= Route nationale 8 =

Road in France

The Route nationale 8, or RN 8, was a trunk road (nationale) in southeast France between Aix-en-Provence and Toulon.

==Reclassification==
In a recent reorganisation of the French road network (2005) the RN8 has been downgraded and re-numbered as the RD8n in Bouches-du-Rhône and RDN8 in Var.

==Route==

=== Aix-en-Provence to Marseille (0 km to 23 km)===
The road begins at a junction with the RN 7 in Aix as the Avenue Pierre Brossolette and heads South crossing the A8 autoroute as well as the A51 autoroute heading towards the Chaine de l'Étoile (670 m). The road crosses the A7 autoroute before entering the north west suburbs of Marseille reaching the water front in the city centre.
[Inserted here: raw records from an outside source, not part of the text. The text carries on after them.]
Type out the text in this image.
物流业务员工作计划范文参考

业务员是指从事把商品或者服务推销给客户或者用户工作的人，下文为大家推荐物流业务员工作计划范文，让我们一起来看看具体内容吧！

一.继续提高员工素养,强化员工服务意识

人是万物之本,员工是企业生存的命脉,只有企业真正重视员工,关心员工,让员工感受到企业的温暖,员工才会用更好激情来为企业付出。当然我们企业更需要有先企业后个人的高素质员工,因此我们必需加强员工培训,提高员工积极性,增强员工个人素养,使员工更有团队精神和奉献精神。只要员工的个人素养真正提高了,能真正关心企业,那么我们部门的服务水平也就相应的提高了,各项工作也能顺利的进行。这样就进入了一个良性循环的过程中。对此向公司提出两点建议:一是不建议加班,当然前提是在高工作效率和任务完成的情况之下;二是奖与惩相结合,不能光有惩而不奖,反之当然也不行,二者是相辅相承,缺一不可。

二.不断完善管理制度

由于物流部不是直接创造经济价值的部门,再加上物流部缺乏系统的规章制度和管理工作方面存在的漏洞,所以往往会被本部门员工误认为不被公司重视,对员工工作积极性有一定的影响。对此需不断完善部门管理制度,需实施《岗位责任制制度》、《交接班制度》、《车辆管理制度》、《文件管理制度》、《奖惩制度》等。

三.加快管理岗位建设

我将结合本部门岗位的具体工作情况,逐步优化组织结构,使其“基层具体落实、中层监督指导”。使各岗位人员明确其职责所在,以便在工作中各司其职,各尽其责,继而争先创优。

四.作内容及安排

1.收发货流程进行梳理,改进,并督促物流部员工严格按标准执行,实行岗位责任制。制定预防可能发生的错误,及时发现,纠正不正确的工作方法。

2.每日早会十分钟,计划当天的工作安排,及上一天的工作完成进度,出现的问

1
===Marseille to Toulon (23 km to 84 km)===
The RN 8 heads East alongside the A50 autoroute to Aubagne passing north of Mt. St. Cyr (609 m). The road heads Southeast below the Massif de la Sainte Baume and over the Col de l'Ange (218 m). The road then passes the Parc d'OK Corral and motor racing circuit Circuit du Castellet Paul Ricard. The road turns South past Le Beausset and the Gorges de Saint Anne as well as the le Gros Cerveau.

The road then enters La Seyne-sur-Mer and Western Toulon running along the waterfront and harbour. The road ends at the start of the A57 autoroute and the RN 97 and RN 98.